The juxtaposition of familiar and new, traditional and contemporary, is evident as soon as you log on: Your eye is drawn immediately to the familiar golden-arches logo positioned squarely in the middle of the home page, and there is a good-sized image of a sample Happy Meal on the bottom to whet your kid’s appetite, virtual and actual. However, the rest of the site boasts a colorful, cheery design that’s more similar to the type of look you’ll find on the Webkinz or Pokémon websites.
The site reaches out to adults with the still-in-progress “Parents Retreat” section, which currently sports an online safety quiz, advice on how to deal with bullying, and a link back to the "Food, Nutrition, and Fitness" section on the main McDonald’s site. Future enhancements to the parental slice of the Happy Meal pie include a planned overview of your child’s online profile so you can gauge what their interests are through the games they play and certificates they win (one hopes you’d be in tune with your child’s interests without the help of the Happy Meal website, but every little bit counts, I guess).
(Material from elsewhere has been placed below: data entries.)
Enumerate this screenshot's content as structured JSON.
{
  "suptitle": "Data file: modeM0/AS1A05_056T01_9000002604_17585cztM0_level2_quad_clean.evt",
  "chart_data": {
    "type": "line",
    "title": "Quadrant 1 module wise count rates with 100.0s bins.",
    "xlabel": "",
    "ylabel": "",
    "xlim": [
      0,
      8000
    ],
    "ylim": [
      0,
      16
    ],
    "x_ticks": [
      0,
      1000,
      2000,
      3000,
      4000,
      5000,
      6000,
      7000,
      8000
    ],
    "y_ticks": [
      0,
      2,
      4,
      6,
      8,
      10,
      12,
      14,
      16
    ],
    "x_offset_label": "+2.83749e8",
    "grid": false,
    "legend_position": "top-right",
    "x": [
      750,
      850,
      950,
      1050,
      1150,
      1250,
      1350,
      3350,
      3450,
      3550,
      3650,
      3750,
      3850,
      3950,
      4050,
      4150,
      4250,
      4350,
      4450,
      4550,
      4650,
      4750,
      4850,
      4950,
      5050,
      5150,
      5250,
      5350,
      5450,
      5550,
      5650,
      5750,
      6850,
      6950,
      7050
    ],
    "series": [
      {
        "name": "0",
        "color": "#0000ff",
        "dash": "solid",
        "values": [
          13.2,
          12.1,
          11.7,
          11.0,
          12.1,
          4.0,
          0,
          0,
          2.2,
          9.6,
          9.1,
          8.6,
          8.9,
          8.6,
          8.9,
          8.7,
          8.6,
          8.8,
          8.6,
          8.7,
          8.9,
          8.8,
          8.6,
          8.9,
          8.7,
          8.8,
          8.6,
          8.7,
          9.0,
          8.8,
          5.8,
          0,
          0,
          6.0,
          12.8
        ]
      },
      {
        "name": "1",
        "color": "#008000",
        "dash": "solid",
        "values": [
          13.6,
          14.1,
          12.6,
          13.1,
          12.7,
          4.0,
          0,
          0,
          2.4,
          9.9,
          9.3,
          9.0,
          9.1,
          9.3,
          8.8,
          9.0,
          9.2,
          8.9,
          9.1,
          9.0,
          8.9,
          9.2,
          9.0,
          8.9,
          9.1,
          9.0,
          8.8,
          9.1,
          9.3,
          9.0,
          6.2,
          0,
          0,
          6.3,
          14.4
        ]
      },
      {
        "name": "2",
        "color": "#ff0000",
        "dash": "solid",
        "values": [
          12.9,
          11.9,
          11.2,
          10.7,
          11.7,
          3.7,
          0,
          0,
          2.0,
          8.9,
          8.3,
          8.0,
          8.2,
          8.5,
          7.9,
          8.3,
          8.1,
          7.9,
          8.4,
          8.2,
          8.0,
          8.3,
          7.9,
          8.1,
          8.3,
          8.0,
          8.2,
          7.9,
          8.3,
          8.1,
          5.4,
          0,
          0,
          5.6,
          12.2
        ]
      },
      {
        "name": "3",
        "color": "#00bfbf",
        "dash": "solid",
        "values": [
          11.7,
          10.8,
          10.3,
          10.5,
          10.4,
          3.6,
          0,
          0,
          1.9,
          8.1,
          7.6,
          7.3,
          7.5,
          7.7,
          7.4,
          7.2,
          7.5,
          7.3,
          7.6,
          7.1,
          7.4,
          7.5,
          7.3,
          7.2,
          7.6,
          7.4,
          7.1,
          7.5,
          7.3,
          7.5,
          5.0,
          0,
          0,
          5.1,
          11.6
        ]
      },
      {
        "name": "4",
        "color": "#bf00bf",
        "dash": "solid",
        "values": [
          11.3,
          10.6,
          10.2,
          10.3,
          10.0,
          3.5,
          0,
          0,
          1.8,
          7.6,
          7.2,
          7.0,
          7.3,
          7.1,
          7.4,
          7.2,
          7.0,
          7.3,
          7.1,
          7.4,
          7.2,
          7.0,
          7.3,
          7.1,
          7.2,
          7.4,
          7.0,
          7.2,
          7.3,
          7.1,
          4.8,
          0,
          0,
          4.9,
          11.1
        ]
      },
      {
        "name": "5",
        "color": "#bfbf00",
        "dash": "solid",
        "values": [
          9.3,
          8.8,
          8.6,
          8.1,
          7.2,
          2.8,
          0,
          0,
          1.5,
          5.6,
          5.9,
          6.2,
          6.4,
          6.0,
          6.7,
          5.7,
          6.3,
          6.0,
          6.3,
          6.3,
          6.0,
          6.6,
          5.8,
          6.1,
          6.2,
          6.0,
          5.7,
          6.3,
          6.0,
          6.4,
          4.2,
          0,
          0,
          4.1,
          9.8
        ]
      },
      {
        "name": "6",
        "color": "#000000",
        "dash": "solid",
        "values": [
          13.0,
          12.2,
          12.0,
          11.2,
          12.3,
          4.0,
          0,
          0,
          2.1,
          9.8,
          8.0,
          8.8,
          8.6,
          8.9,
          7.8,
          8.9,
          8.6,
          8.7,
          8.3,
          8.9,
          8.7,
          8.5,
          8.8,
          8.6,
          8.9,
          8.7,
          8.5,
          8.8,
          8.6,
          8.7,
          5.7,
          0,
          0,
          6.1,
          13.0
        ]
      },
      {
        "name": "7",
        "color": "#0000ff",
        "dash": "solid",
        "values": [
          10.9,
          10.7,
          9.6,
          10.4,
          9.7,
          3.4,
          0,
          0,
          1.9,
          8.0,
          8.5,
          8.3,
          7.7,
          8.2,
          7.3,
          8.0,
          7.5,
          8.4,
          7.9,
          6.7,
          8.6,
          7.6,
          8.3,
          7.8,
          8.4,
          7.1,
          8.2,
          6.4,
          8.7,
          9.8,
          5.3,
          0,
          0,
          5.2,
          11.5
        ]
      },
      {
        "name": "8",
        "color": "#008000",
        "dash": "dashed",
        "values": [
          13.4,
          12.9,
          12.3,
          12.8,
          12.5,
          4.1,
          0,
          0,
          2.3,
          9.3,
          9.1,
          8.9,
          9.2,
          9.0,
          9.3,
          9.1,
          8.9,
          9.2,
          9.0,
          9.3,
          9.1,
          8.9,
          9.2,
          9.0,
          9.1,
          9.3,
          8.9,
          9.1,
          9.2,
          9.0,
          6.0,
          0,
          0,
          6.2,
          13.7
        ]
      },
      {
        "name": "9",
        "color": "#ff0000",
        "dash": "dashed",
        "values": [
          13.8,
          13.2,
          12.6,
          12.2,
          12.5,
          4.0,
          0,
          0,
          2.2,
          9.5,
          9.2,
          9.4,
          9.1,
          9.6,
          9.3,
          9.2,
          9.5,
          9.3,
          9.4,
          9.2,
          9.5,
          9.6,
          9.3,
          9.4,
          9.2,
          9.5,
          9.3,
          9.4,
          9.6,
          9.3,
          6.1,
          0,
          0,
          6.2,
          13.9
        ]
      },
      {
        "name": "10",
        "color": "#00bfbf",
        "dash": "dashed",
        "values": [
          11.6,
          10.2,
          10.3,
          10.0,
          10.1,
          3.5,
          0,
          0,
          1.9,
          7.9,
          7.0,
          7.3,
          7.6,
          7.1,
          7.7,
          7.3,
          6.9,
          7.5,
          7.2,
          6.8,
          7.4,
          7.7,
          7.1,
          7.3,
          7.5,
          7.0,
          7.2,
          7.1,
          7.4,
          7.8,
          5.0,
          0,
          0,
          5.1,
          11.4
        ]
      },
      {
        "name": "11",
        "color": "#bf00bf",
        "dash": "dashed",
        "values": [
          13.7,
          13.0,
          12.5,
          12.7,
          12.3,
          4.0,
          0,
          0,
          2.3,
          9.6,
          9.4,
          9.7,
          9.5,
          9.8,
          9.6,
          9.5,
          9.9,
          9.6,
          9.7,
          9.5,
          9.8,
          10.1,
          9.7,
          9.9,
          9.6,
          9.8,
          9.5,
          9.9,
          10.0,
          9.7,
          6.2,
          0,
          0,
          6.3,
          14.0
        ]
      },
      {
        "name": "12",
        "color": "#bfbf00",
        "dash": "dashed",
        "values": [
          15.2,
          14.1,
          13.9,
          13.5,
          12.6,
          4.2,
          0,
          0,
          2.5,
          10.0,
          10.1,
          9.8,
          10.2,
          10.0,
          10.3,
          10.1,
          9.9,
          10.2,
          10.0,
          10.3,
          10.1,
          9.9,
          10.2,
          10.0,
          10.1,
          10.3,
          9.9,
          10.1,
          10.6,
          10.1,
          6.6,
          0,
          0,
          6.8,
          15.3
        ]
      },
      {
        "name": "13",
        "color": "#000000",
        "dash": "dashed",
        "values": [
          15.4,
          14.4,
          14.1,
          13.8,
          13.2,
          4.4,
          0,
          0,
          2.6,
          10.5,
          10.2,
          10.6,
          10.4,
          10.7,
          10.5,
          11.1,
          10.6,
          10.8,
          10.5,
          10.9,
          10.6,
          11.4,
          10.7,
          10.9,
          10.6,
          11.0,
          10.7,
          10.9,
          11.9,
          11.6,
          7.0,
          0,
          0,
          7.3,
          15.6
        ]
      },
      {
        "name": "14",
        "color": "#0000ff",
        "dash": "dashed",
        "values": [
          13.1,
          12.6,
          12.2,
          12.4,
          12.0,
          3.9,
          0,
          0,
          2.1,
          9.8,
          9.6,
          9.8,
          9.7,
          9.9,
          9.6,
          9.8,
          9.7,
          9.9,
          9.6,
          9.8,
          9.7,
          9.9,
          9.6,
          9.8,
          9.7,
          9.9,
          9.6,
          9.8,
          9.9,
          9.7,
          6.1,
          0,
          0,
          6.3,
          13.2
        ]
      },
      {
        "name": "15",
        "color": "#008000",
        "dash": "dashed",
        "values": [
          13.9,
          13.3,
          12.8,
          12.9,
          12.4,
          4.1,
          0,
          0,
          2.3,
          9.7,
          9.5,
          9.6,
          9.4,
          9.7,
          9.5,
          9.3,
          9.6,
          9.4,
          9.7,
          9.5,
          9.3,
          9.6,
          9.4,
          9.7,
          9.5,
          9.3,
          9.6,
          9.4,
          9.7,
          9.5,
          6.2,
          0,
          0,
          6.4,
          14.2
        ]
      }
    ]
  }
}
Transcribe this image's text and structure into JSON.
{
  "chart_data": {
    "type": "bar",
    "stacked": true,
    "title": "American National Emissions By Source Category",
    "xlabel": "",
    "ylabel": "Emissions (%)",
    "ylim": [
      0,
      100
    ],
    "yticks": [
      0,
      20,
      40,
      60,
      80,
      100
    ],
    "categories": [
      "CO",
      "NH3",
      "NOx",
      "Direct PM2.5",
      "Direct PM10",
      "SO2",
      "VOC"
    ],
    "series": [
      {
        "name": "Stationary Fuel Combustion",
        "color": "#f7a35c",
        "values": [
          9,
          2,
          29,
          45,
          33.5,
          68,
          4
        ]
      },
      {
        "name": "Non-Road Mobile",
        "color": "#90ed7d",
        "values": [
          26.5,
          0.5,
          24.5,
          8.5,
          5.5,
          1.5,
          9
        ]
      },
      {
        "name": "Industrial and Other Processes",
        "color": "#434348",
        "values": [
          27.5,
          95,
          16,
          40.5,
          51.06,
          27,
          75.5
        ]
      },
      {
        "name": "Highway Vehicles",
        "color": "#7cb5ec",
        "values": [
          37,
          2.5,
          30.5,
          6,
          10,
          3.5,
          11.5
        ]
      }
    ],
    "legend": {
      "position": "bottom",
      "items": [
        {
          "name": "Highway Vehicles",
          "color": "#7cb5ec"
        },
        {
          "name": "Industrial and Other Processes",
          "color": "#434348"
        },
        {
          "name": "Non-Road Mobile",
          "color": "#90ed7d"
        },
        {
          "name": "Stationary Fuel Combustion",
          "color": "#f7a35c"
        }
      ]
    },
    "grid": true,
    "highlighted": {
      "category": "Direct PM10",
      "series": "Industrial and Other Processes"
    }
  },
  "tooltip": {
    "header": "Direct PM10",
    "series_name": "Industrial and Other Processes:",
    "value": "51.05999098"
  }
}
The Happy Meal has been co-branded with movies or TV shows since its first promotion with Star Trek: The Motion Picture. (That’s almost a dozen Star Trek movies ago.) The site makes sure to prominently feature complementary items for both current and upcoming co-branded media: At press time, the Happy Meal show-du-jour was Nickelodeon’s El Tigre. The site offered a clip of the El Tigre Happy Meal commercial (in case you haven’t already been bombarded by it on the boob tube), an El Tigre screensaver, printable El Tigre coloring pages, and El Tigre IM icons.
Pommes Instead of Pommes de Terre?
As the Seminole County incident illustrated, parents have become increasingly concerned about food choices. Toward that end, fast-food restaurants have started offering more nutritious alternatives, especially when it comes to kids’ meals. As part of McDonald’s so-called Balanced Lifestyles commitment, the healthier, improved Happy Meal lets kids (or, more likely, their parents) substitute milk or juice for soda, or apple “dippers” (peeled apple slices) for fries.
In its present state, the site doesn’t offer too much in the way of health and fitness tips that will reinforce this balanced-lifestyles message to kids as they’re crunching away on their courtesy-of-McDonald’s carrot sticks. Click on the Happy Meal Choices icon at the bottom of the page, and you’ll be whisked back to the McDonald’s main site, where there’s a short paragraph about Happy Meal choices. Once you’re on the main site, there’s also a "Food, Nutrition and Fitness" section that offers nutritional information and food-quality info.
Cynical viewers could argue that if McDonald’s were truly concerned with advocating wholesome habits, there would be dedicated, easily accessible areas on the Happy Meal site with fitness tips, nutritional content, and perhaps even a healthy-living mascot (if the powers-that-be were able to come up with Grimace, Mayor McCheese, and Hamburglar, surely someone in the creative department can concoct a similarly themed character that sings the praises of calcium and fiber content over cholesterol and trans fats). The brand’s efforts are also somewhat negated by the link to the Mighty Kids Meal on the bottom of the page (basically supersized kids’ meals, made to “please” older children who supposedly need bigger portions).
After all, keeping kids healthy will bring as much of a smile to parents’ faces as the bonus toys brings to their kids’.